The prospect of boosting athletic performance via brain stimulation is also, of course, alluring to athletes. Back in 2014, I visited Red Bull’s headquarters in America  during a five-day research camp where they tested some of their elite cyclists and triathletes with and without tDCS—with, it has to be said, inconclusive results.

In truth, the picture isn’t a whole lot clearer now than it was in 2013. The initial results have yet to be fully duplicated, as far as I know. At a conference in March, Mauger presented some preliminary results once again showing an increase in cycling performance (with no change in heart rate or lactate levels) following tDCS. In contrast, at the American College of Sports Medicine annual meeting earlier this month, another Brazilian group presented data that failed to find any improvement in a repeated sprint task.

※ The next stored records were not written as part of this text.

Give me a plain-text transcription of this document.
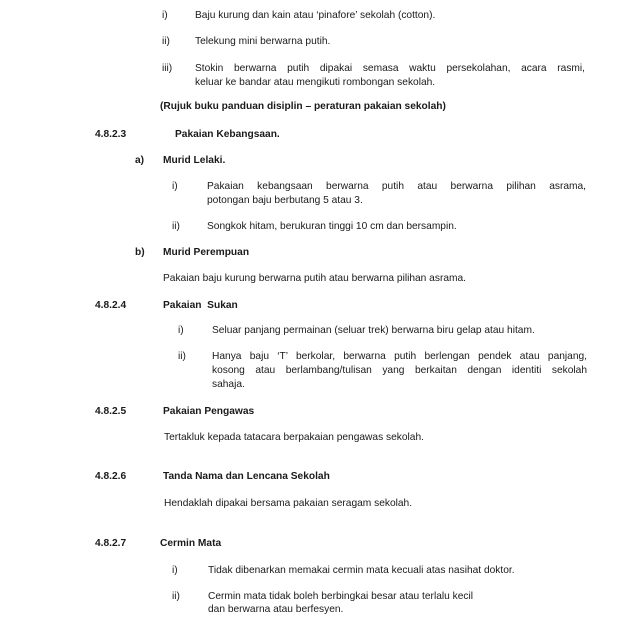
i)	Baju kurung dan kain atau ‘pinafore’ sekolah (cotton).
ii) Telekung mini berwarna putih.
iii) Stokin berwarna putih dipakai semasa waktu persekolahan, acara rasmi,
keluar ke bandar atau mengikuti rombongan sekolah.
(Rujuk buku panduan disiplin – peraturan pakaian sekolah)
4.8.2.3	Pakaian Kebangsaan.
a) Murid Lelaki.
i)	Pakaian kebangsaan berwarna putih atau berwarna pilihan asrama,
potongan baju berbutang 5 atau 3.
ii)	Songkok hitam, berukuran tinggi 10 cm dan bersampin.
b) Murid Perempuan
Pakaian baju kurung berwarna putih atau berwarna pilihan asrama.
4.8.2.4	Pakaian  Sukan
i)	Seluar panjang permainan (seluar trek) berwarna biru gelap atau hitam.
ii)	Hanya baju ‘T’ berkolar, berwarna putih berlengan pendek atau panjang,
kosong atau berlambang/tulisan yang berkaitan dengan identiti sekolah
sahaja.
4.8.2.5	Pakaian Pengawas
Tertakluk kepada tatacara berpakaian pengawas sekolah.
4.8.2.6	Tanda Nama dan Lencana Sekolah
Hendaklah dipakai bersama pakaian seragam sekolah.
4.8.2.7	Cermin Mata
i)	Tidak dibenarkan memakai cermin mata kecuali atas nasihat doktor.
ii)	Cermin mata tidak boleh berbingkai besar atau terlalu kecil
dan berwarna atau berfesyen.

All of this brings me to the Golden State Warriors, American basketball team, and to the tDCS headphones that they may or may not be using in their quest to wrap up another title. The headphones are made by a company called Halo Neuroscience; the idea is that if you wear them for 20 minutes before a workout, you’ll put your brain in a state of plasticity that enables you to make greater gains during the workout.

It’s worth noting that there are striking similarities between the tDCS headphones and other, seemingly unrelated topics I’ve written about recently, like DNA testing to guide training and a cure for muscle cramps. In each case, fascinating but preliminary research has made the leap to consumer product, and in the process certain details get hidden away as proprietary information, and the prevailing standard of evidence shifts to case reports and non-peer-reviewed studies.

I understand why this happens, even if I wish for greater transparency and less hype. What I hope, when I write about these products, is to balance excitement about cool new ideas with context about how thin the evidence behind them is so far. Even if tDCS works, we’re a long way from knowing exactly how to use it, when to use it, or even which parts of the brain to use it on. But if it works at all, even if only under certain very restricted conditions, that’s still pretty amazing.